I guess the question is, what was our plan for handling Scicat files with our current solution?

What is wrong with the solution in ESSsans and the Guidelines (on main)?

Scicat files could be handled like tutorial files, e.g., as here: https://scipp.github.io/esssans/user-guide/isis/zoom.html#Configuring-data-to-load. But no ultimate decision has been made.

The solution with having multiple filename types seems very invasive and non-obvious? It sounds like it is going back to the old approach, which was confusing.

SimonHeybrock commented 4 weeks ago

@jokasimr Here is the conclusion from the previous discussion on this topic, based on which the decision for this approach was made: https://github.com/scipp/esssans/pull/136#discussion_r1587527172.

jokasimr commented 4 weeks ago

What is wrong with the solution in ESSsans and the Guidelines (on main)?

With the approach @nvaytet suggested we get parallel file downloads for free with dask as part of the pipeline, that's quite nice. Another benefit is that we're working in the declarative framework of sciline instead of stepping outside of it. It also seems quite verbose to create a function for each file you're using in the tutorial workflows, but that's maybe less important. I still think Filename is a bad name for what is actually a file path.

The solution with having multiple filename types seems very invasive and non-obvious?

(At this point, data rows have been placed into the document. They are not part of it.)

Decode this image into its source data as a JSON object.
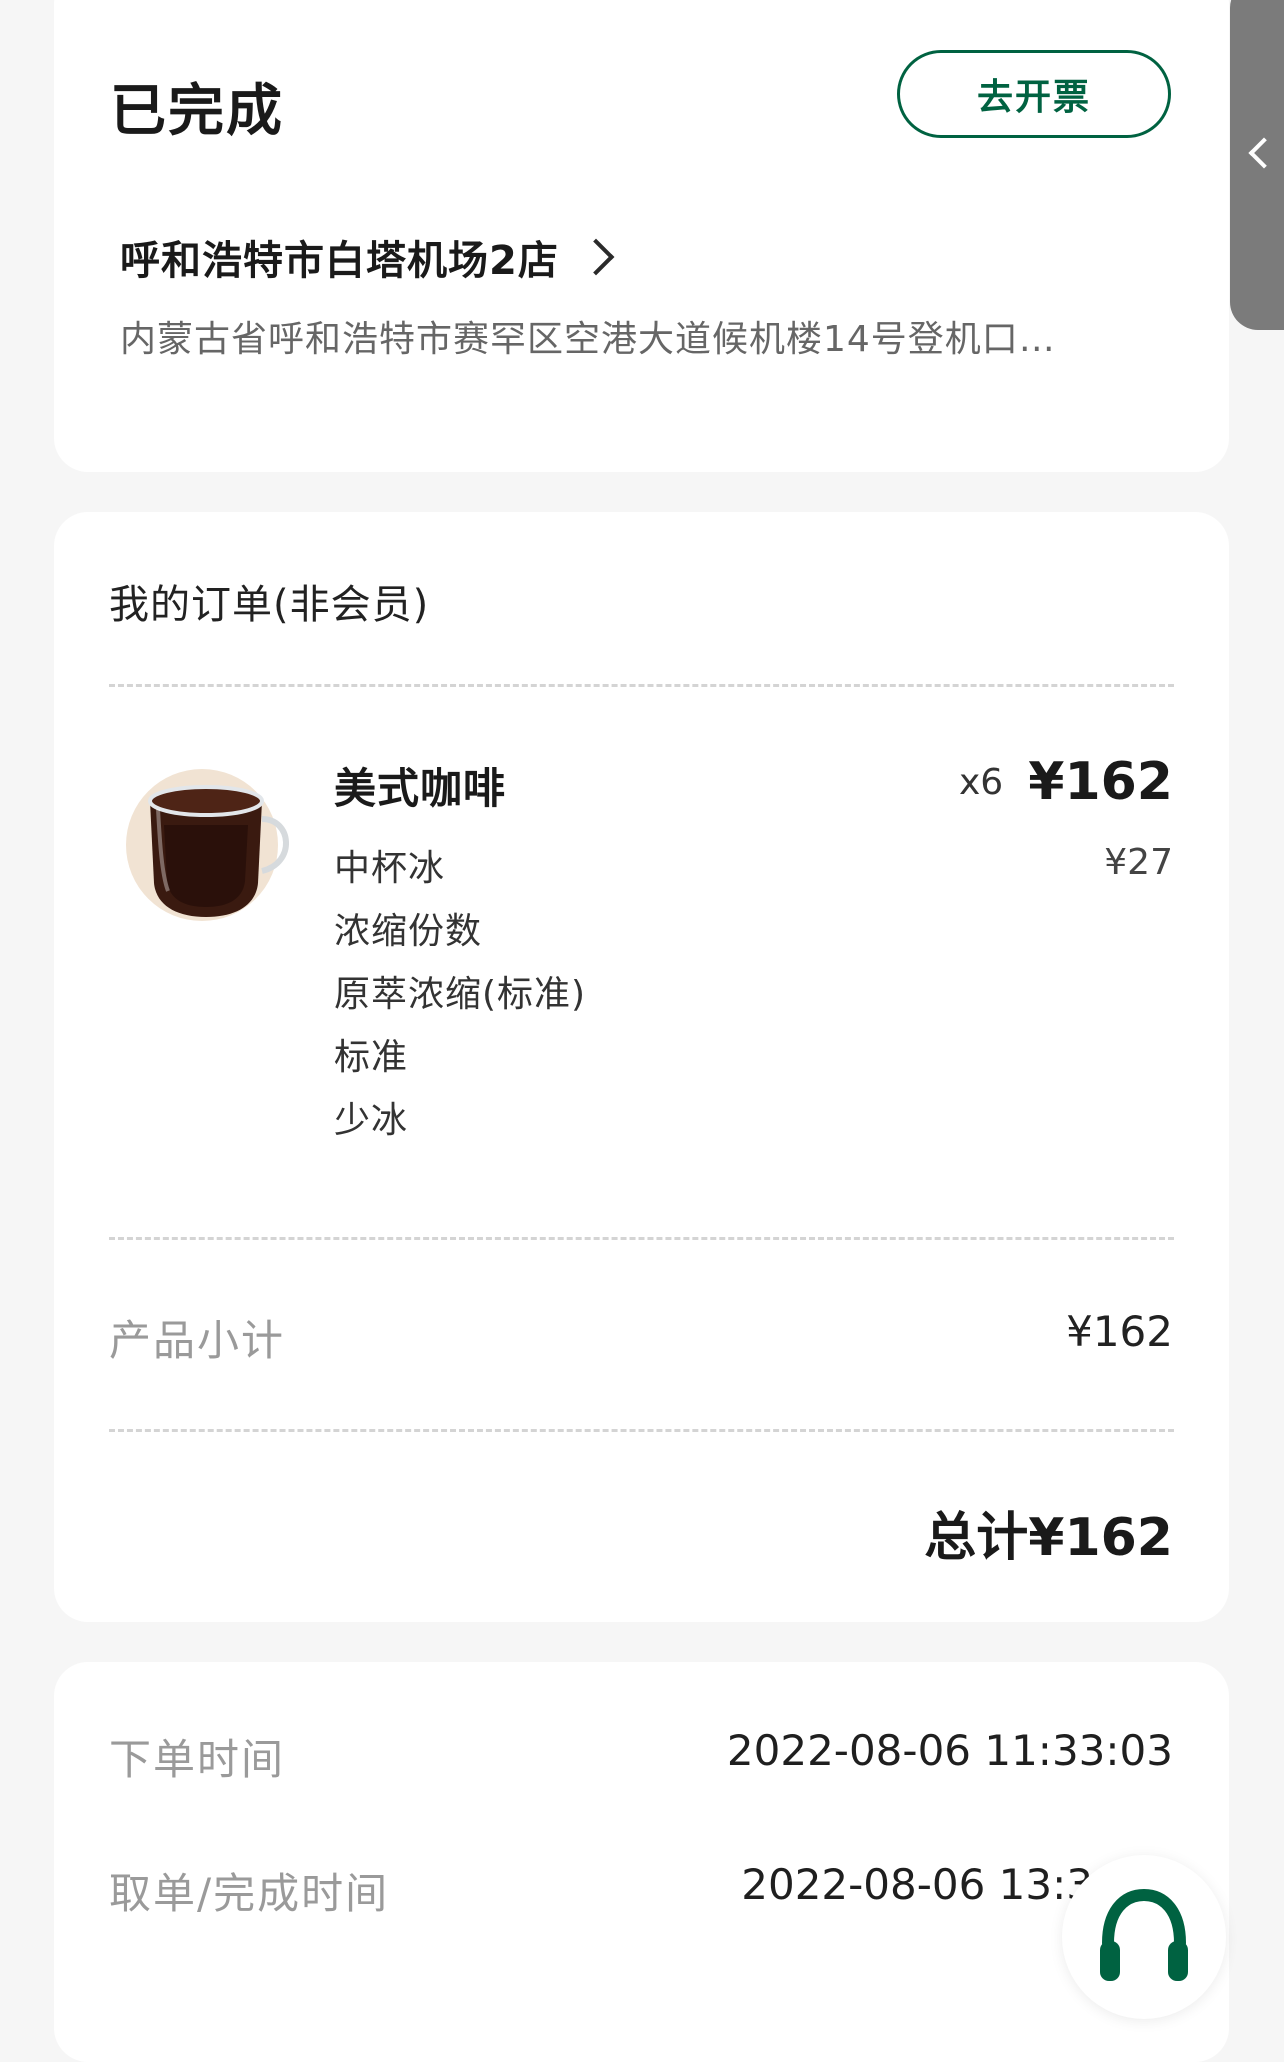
{
  "status": {
    "title": "已完成",
    "invoice_button": "去开票"
  },
  "store": {
    "name": "呼和浩特市白塔机场2店",
    "address": "内蒙古省呼和浩特市赛罕区空港大道候机楼14号登机口…"
  },
  "order": {
    "heading": "我的订单(非会员)",
    "items": [
      {
        "name": "美式咖啡",
        "quantity": "x6",
        "price": "¥162",
        "unit_price": "¥27",
        "specs": [
          "中杯冰",
          "浓缩份数",
          "原萃浓缩(标准)",
          "标准",
          "少冰"
        ]
      }
    ],
    "subtotal_label": "产品小计",
    "subtotal_value": "¥162",
    "total": "总计¥162"
  },
  "times": {
    "order_time_label": "下单时间",
    "order_time_value": "2022-08-06 11:33:03",
    "complete_time_label": "取单/完成时间",
    "complete_time_value": "2022-08-06 13:3"
  },
  "icons": {
    "side_tab": "chevron-left-icon",
    "store_link": "chevron-right-icon",
    "service": "headset-icon",
    "product": "coffee-cup-image"
  },
  "colors": {
    "accent": "#006241",
    "background": "#f6f6f6",
    "card": "#ffffff",
    "muted_text": "#9a9a9a",
    "side_tab": "#7b7b7b"
  }
}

It sounds like it is going back to the old approach, which was confusing.

Wasn't the old approach confusing because it tried to hide the difference between local files and remote files? This approach doesn't do that.

If it has been decided we do it in the other way (the one currently in the guidelines) then I'm fine with that.

SimonHeybrock commented 4 weeks ago

What is wrong with the solution in ESSsans and the Guidelines (on main)?

With the approach @nvaytet suggested we get parallel file downloads for free

Not clear this is positive? It also means side-effects, potential race-conditions, ...

Another benefit is that we're working in the declarative framework of sciline instead of stepping outside of it. It also seems quite verbose to create a function for each file you're using in the tutorial workflows, but that's maybe less important.

... but you need to write multiple providers, and modify the workflow (by inserting different providers) depending on the file sources?

The solution with having multiple filename types seems very invasive and non-obvious? It sounds like it is going back to the old approach, which was confusing.

Wasn't the old approach confusing because it tried to hide the difference between local files and remote files? This approach doesn't do that.

Maybe I do not understand what you suggest. If you have multiple filename types, I suppose you need to make dedicated providers for each, and then let the user (or the workflow wrapper?) insert the correct ones?

If it has been decided we do it in the other way (the one currently in the guidelines) then I'm fine with that.

Great 👍

jokasimr commented 4 weeks ago

Not clear this is positive? It also means side-effects, potential race-conditions, ...

Not sure that would be a problem in practice if we design the file download providers sanely. And the benefits of parallel file downloads can be quite large.

... but you need to write multiple providers,

Yes, one provider per file source. But not one per file.

Maybe I do not understand what you suggest. If you have multiple filename types, I suppose you need to make dedicated providers for each, and then let the user (or the workflow wrapper?) insert the correct ones?

I'd suggest to insert all providers from the start. Then the user doesn't have to insert the correct ones. The correct one will be used based on the parameters the user has provided.

jokasimr commented 4 weeks ago

@nvaytet pointed out the misunderstanding here. I was thinking a pipeline could have multiple providers producing the same type of output, but that's of course not the case and it never has been. Sorry about the confusion. The user would have to insert the right one manually.